Kosmos Energy Ltd. announced its financial and operating results for the first quarter of 2021. For the quarter, the Company generated a net loss of $91 million, or $0.22 per diluted share. When adjusted for certain items that impact the comparability of results, the Company generated an adjusted net loss(1) of $33 million, or $0.08 per diluted share for the first quarter of 2021.

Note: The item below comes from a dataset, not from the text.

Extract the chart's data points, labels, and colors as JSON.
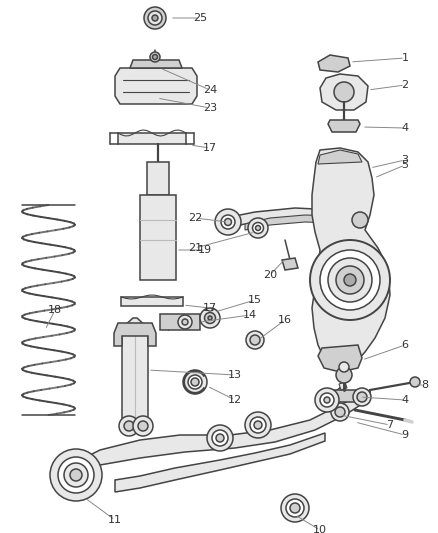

FIRST QUARTER 2021 HIGHLIGHTS

  • Net Production(2) – 53,100 barrels of oil equivalent per day (boepd) with sales of 36,500 boepd, resulting in a material net underlift position of approximately 1.3 million barrels of oil
  • Phase One of the Greater Tortue LNG project ~58% complete at quarter end
  • Completion of an upsized $450 million offering of senior notes due 2028
  • Post-quarter end, successful reserve-based lending (RBL) redetermination and extension
  • Revenues – $176 million, or $53.66 per boe
  • Production expense – $46 million, or $13.91 per boe
  • General and administrative expenses – $22 million, $14 million cash expense and $8 million non-cash
  • Capital expenditures:
    • $44 million Base Business capital expenditures
    • $73 million Mauritania and Senegal
  • Net cash used in operating activities – $47 million

Commenting on the Company’s first quarter 2021 performance, Chairman and Chief Executive Officer Andrew G. Inglis said: “This month marks the tenth anniversary of Kosmos’ listing on the New York Stock Exchange. In those ten years, Kosmos has evolved from a frontier explorer to a full-cycle E&P with a diverse reserve base that has increased nearly seven-fold, building the platform for continued success over the next ten years. In the first decade of the company’s history, we maintained a strong focus on corporate responsibility, leading on transparency and positioning the business to deliver value to our stakeholders through the energy transition. 2021 is off to a strong start with momentum building across the business. We have begun infill drilling activities in Ghana and the Gulf of Mexico, will soon begin drilling in Equatorial Guinea, and are on track to deliver our production and cash flow targets for the year. Progress also continues on the Greater Tortue Project in Mauritania and Senegal, with Phase one 58% complete at the end of the first quarter. We have taken important steps to create a more permanent capital structure with the bond offering and the recently-completed RBL extension, which increased liquidity and cleared all material near-term debt maturities.”